Kinderlijke pret om ezel en Silenus had de cavea; er was een gedruisch
van stemmen, terwijl wat de Prologus galmde, uitstekend van pas kwam:

Verwonderd zoû ik zijn zoo in hun zetels
Al wie daar zit mij niet belachlijk vond,
Niet praatte en proestte en poefte en hoestte en mij
Door eindeloos gemompel 't niet heel moeilijk
Zoû maken.... Heeft beroemde mimus-speler
Of jong blankvellig komediantje niet
Al moeite zich op deze planken te
Handhaven....? Hoe zal ik dan, oude heer
Op m'n ezel, u een óogenblik maar boeien....!

En terwijl de Prologus voort ging stilte te vragen en te verklaren
wat het onderwerp van het op te voeren blijspel was, traden langs
de zuilen, links en rechts, uit de fluitspelers, rechts drie met
dubbelfluiten, hooge; drie links met lage dubbelfluiten.
En zij zetten zich, geheel voor op het proscænium, op lage schabellen
en begeleidden komiesch met lange, weeke uithalen en getremoleer de
woorden van den Prologus.
--Het is, zeide Quintilianus ontevreden tot Plinius; die wulpsche
muziek, die onzen tijd ontzenuwt.
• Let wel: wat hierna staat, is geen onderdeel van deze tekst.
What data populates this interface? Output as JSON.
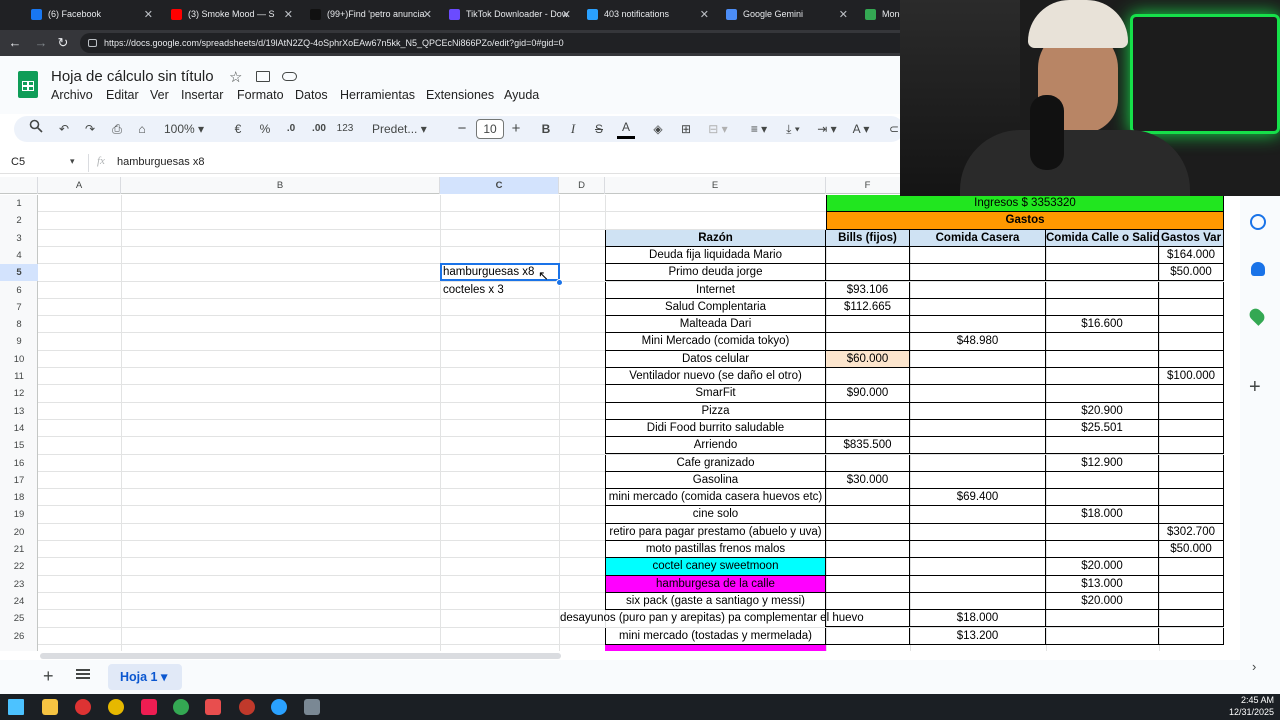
{
  "browser": {
    "tabs": [
      {
        "label": "(6) Facebook",
        "color": "#1877f2"
      },
      {
        "label": "(3) Smoke Mood — S",
        "color": "#ff0000"
      },
      {
        "label": "(99+)Find 'petro anuncia",
        "color": "#111111"
      },
      {
        "label": "TikTok Downloader - Dow",
        "color": "#6b4bff"
      },
      {
        "label": "403 notifications",
        "color": "#2aa1ff"
      },
      {
        "label": "Google Gemini",
        "color": "#4c8df6"
      },
      {
        "label": "Monet",
        "color": "#34a853"
      }
    ],
    "url": "https://docs.google.com/spreadsheets/d/19lAtN2ZQ-4oSphrXoEAw67n5kk_N5_QPCEcNi866PZo/edit?gid=0#gid=0"
  },
  "doc": {
    "title": "Hoja de cálculo sin título",
    "menus": [
      "Archivo",
      "Editar",
      "Ver",
      "Insertar",
      "Formato",
      "Datos",
      "Herramientas",
      "Extensiones",
      "Ayuda"
    ]
  },
  "toolbar": {
    "zoom": "100%",
    "currency": "€",
    "percent": "%",
    "dec_less": ".0",
    "dec_more": ".00",
    "format_num": "123",
    "font": "Predet...",
    "font_size": "10",
    "bold": "B",
    "italic": "I",
    "font_color": "A"
  },
  "formula_bar": {
    "cell_ref": "C5",
    "fx": "fx",
    "content": "hamburguesas x8"
  },
  "columns": [
    "A",
    "B",
    "C",
    "D",
    "E",
    "F"
  ],
  "rows": [
    "1",
    "2",
    "3",
    "4",
    "5",
    "6",
    "7",
    "8",
    "9",
    "10",
    "11",
    "12",
    "13",
    "14",
    "15",
    "16",
    "17",
    "18",
    "19",
    "20",
    "21",
    "22",
    "23",
    "24",
    "25",
    "26"
  ],
  "notes": {
    "c5": "hamburguesas x8",
    "c6": "cocteles x 3"
  },
  "ledger": {
    "ingresos": "Ingresos $ 3353320",
    "gastos": "Gastos",
    "headers": [
      "Razón",
      "Bills (fijos)",
      "Comida Casera",
      "Comida Calle o Salida",
      "Gastos Var"
    ],
    "rows": [
      {
        "razon": "Deuda fija liquidada Mario",
        "bills": "",
        "casera": "",
        "calle": "",
        "var": "$164.000"
      },
      {
        "razon": "Primo deuda jorge",
        "bills": "",
        "casera": "",
        "calle": "",
        "var": "$50.000"
      },
      {
        "razon": "Internet",
        "bills": "$93.106",
        "casera": "",
        "calle": "",
        "var": ""
      },
      {
        "razon": "Salud Complentaria",
        "bills": "$112.665",
        "casera": "",
        "calle": "",
        "var": ""
      },
      {
        "razon": "Malteada Dari",
        "bills": "",
        "casera": "",
        "calle": "$16.600",
        "var": ""
      },
      {
        "razon": "Mini Mercado (comida tokyo)",
        "bills": "",
        "casera": "$48.980",
        "calle": "",
        "var": ""
      },
      {
        "razon": "Datos celular",
        "bills": "$60.000",
        "casera": "",
        "calle": "",
        "var": ""
      },
      {
        "razon": "Ventilador nuevo (se daño el otro)",
        "bills": "",
        "casera": "",
        "calle": "",
        "var": "$100.000"
      },
      {
        "razon": "SmarFit",
        "bills": "$90.000",
        "casera": "",
        "calle": "",
        "var": ""
      },
      {
        "razon": "Pizza",
        "bills": "",
        "casera": "",
        "calle": "$20.900",
        "var": ""
      },
      {
        "razon": "Didi Food burrito saludable",
        "bills": "",
        "casera": "",
        "calle": "$25.501",
        "var": ""
      },
      {
        "razon": "Arriendo",
        "bills": "$835.500",
        "casera": "",
        "calle": "",
        "var": ""
      },
      {
        "razon": "Cafe granizado",
        "bills": "",
        "casera": "",
        "calle": "$12.900",
        "var": ""
      },
      {
        "razon": "Gasolina",
        "bills": "$30.000",
        "casera": "",
        "calle": "",
        "var": ""
      },
      {
        "razon": "mini mercado (comida casera huevos etc)",
        "bills": "",
        "casera": "$69.400",
        "calle": "",
        "var": ""
      },
      {
        "razon": "cine solo",
        "bills": "",
        "casera": "",
        "calle": "$18.000",
        "var": ""
      },
      {
        "razon": "retiro para pagar prestamo (abuelo y uva)",
        "bills": "",
        "casera": "",
        "calle": "",
        "var": "$302.700"
      },
      {
        "razon": "moto pastillas frenos malos",
        "bills": "",
        "casera": "",
        "calle": "",
        "var": "$50.000"
      },
      {
        "razon": "coctel caney sweetmoon",
        "bills": "",
        "casera": "",
        "calle": "$20.000",
        "var": ""
      },
      {
        "razon": "hamburgesa de la calle",
        "bills": "",
        "casera": "",
        "calle": "$13.000",
        "var": ""
      },
      {
        "razon": "six pack (gaste a santiago y messi)",
        "bills": "",
        "casera": "",
        "calle": "$20.000",
        "var": ""
      },
      {
        "razon": "desayunos (puro pan y arepitas) pa complementar el huevo",
        "bills": "",
        "casera": "$18.000",
        "calle": "",
        "var": ""
      },
      {
        "razon": "mini mercado (tostadas y mermelada)",
        "bills": "",
        "casera": "$13.200",
        "calle": "",
        "var": ""
      }
    ]
  },
  "sheet_tab": "Hoja 1",
  "clock": {
    "time": "2:45 AM",
    "date": "12/31/2025"
  },
  "colors": {
    "green": "#21e61f",
    "orange": "#ff9900",
    "header_blue": "#cfe2f3",
    "cyan": "#00ffff",
    "magenta": "#ff00ff",
    "peach": "#fce5cd",
    "accent": "#0b57d0"
  }
}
Hoor, het is als kattengekrijsch!
--Ge waardeert toch muziek, beste vriend, zei naast hem Verginius
Rufus.
--Ge hebt ons zelfs geleerd, zei Plinius ter andere zijde van den
grijsaard; dat Caïus Gracchus, de grootste redenaar van zijn tijd,
bij zijn redevoeringen zich door een fluitist liet begeleiden, die
hem op zijn tonarion-fluit den toon aangaf.
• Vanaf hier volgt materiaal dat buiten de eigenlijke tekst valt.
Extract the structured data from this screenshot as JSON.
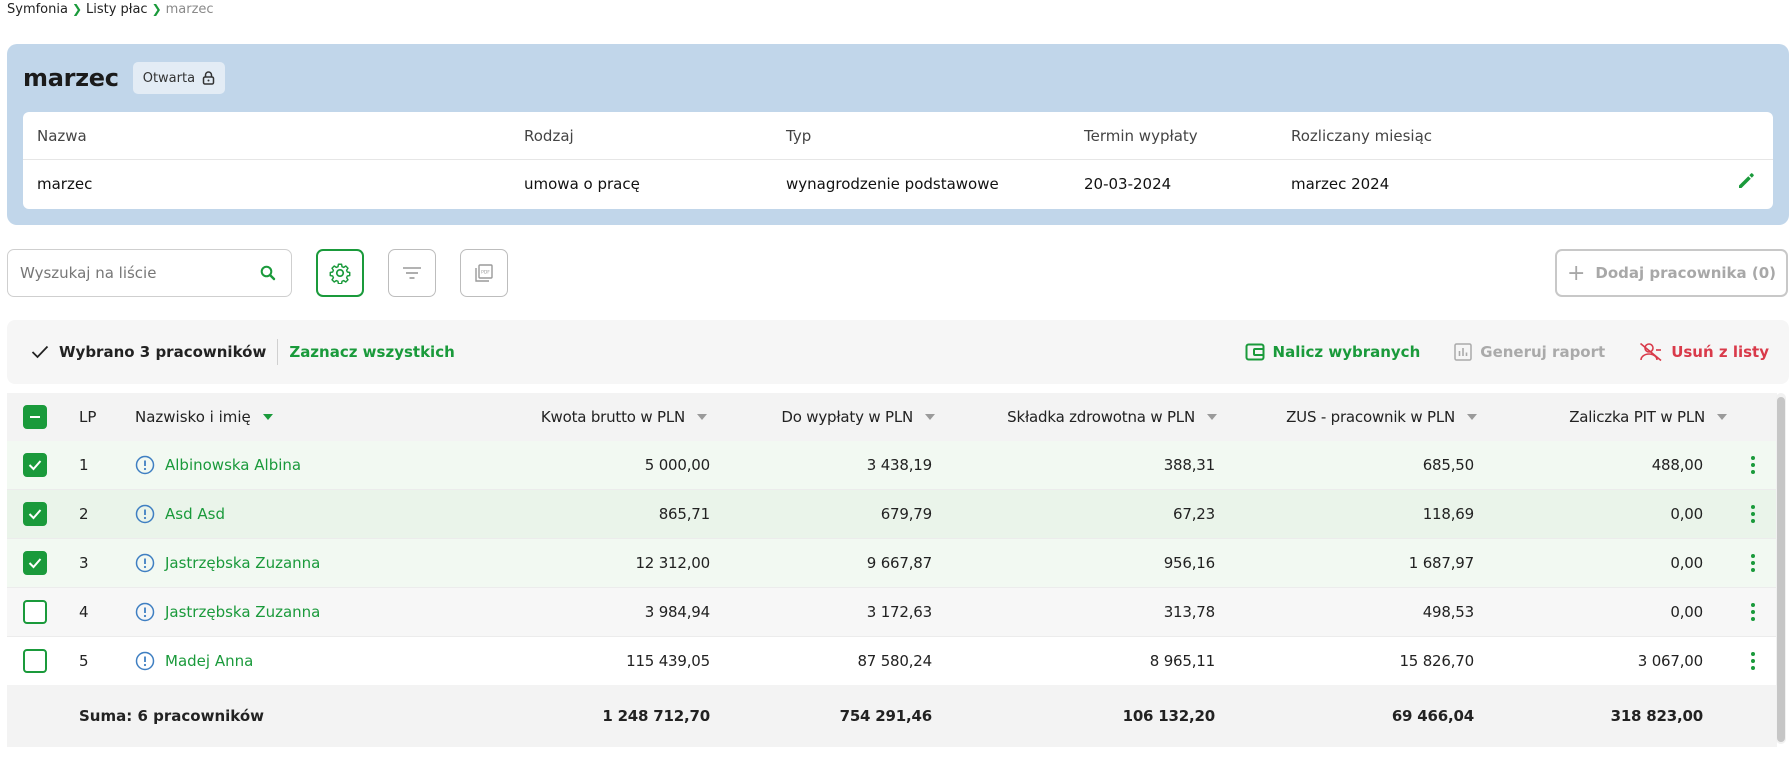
{
  "breadcrumb": [
    "Symfonia",
    "Listy płac",
    "marzec"
  ],
  "header": {
    "title": "marzec",
    "status": "Otwarta",
    "info": {
      "columns": [
        "Nazwa",
        "Rodzaj",
        "Typ",
        "Termin wypłaty",
        "Rozliczany miesiąc"
      ],
      "values": [
        "marzec",
        "umowa o pracę",
        "wynagrodzenie podstawowe",
        "20-03-2024",
        "marzec 2024"
      ]
    }
  },
  "toolbar": {
    "search_placeholder": "Wyszukaj na liście",
    "add_employee_label": "Dodaj pracownika (0)"
  },
  "selection": {
    "count_label": "Wybrano 3 pracowników",
    "select_all_label": "Zaznacz wszystkich",
    "actions": {
      "calculate": "Nalicz wybranych",
      "report": "Generuj raport",
      "remove": "Usuń z listy"
    }
  },
  "table": {
    "columns": {
      "lp": "LP",
      "name": "Nazwisko i imię",
      "gross": "Kwota brutto w PLN",
      "net": "Do wypłaty w PLN",
      "health": "Składka zdrowotna w PLN",
      "zus": "ZUS - pracownik w PLN",
      "pit": "Zaliczka PIT w PLN"
    },
    "rows": [
      {
        "lp": "1",
        "name": "Albinowska Albina",
        "gross": "5 000,00",
        "net": "3 438,19",
        "health": "388,31",
        "zus": "685,50",
        "pit": "488,00",
        "checked": true
      },
      {
        "lp": "2",
        "name": "Asd Asd",
        "gross": "865,71",
        "net": "679,79",
        "health": "67,23",
        "zus": "118,69",
        "pit": "0,00",
        "checked": true
      },
      {
        "lp": "3",
        "name": "Jastrzębska Zuzanna",
        "gross": "12 312,00",
        "net": "9 667,87",
        "health": "956,16",
        "zus": "1 687,97",
        "pit": "0,00",
        "checked": true
      },
      {
        "lp": "4",
        "name": "Jastrzębska Zuzanna",
        "gross": "3 984,94",
        "net": "3 172,63",
        "health": "313,78",
        "zus": "498,53",
        "pit": "0,00",
        "checked": false
      },
      {
        "lp": "5",
        "name": "Madej Anna",
        "gross": "115 439,05",
        "net": "87 580,24",
        "health": "8 965,11",
        "zus": "15 826,70",
        "pit": "3 067,00",
        "checked": false
      }
    ],
    "footer": {
      "label": "Suma:",
      "count": "6 pracowników",
      "gross": "1 248 712,70",
      "net": "754 291,46",
      "health": "106 132,20",
      "zus": "69 466,04",
      "pit": "318 823,00"
    }
  },
  "colors": {
    "accent": "#1a9a3b",
    "header_bg": "#c1d6ea",
    "danger": "#d93a4a",
    "info_icon": "#3f7fc2"
  },
  "icons": [
    "chevron-right-icon",
    "lock-icon",
    "pencil-icon",
    "search-icon",
    "gear-icon",
    "filter-icon",
    "pdf-icon",
    "plus-icon",
    "check-icon",
    "wallet-icon",
    "chart-icon",
    "user-remove-icon",
    "info-icon",
    "kebab-icon"
  ]
}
--Wij hebben tegenwoordig, zei Quintilianus; geen tonarion meer maar
psaltherion en spadix en dan die Lydische fluiten daar, wier klanken
verweeken wat er nog mannelijk in ons Romeinen gebleven is....
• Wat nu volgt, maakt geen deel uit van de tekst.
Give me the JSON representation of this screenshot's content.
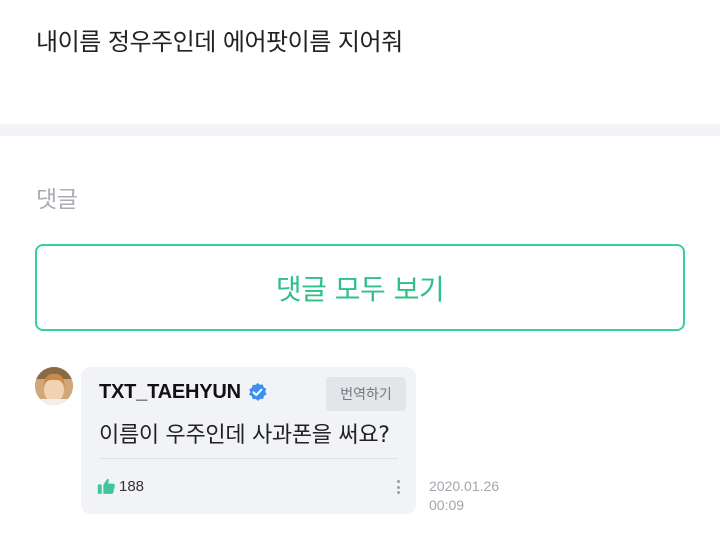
{
  "post": {
    "text": "내이름 정우주인데 에어팟이름 지어줘"
  },
  "comments_section": {
    "title": "댓글",
    "view_all_label": "댓글 모두 보기"
  },
  "comment": {
    "author": "TXT_TAEHYUN",
    "translate_label": "번역하기",
    "text": "이름이 우주인데 사과폰을 써요?",
    "like_count": "188",
    "date": "2020.01.26",
    "time": "00:09"
  },
  "colors": {
    "accent": "#39cf9a",
    "verified": "#3d8ef0",
    "band": "#f3f4f7",
    "bubble": "#f2f3f6",
    "like_icon": "#3fc79a"
  },
  "icons": {
    "verified": "verified-badge-icon",
    "like": "thumbs-up-icon",
    "more": "more-vertical-icon"
  }
}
Achter hen, op de ridderbank, fluisterde Martialis tot Suetonius:
--Hij is geleerd en braaf, onze Quintilianus. Maar hij heeft een
groote fout....
En die is? vroeg Suetonius.
--Hij is niet modern. Dit is moderne muziek. Dat is wulpsch, wellustig,
verdòrven als je het zoo noemen wilt. Dit hysterische kattegemiauw
van die hooge, hooge rechterfluiten preludeeren wat ons de Bacchides
geven gaan: Cecilius en Cecilianus. Ik hoor mijn tijd weêrspiegeld
in die muziek, die snerpt. Caïus Gracchus is reeds lang dood....
En hij zag naar Suetonius, schuin, wat de jonge man dacht....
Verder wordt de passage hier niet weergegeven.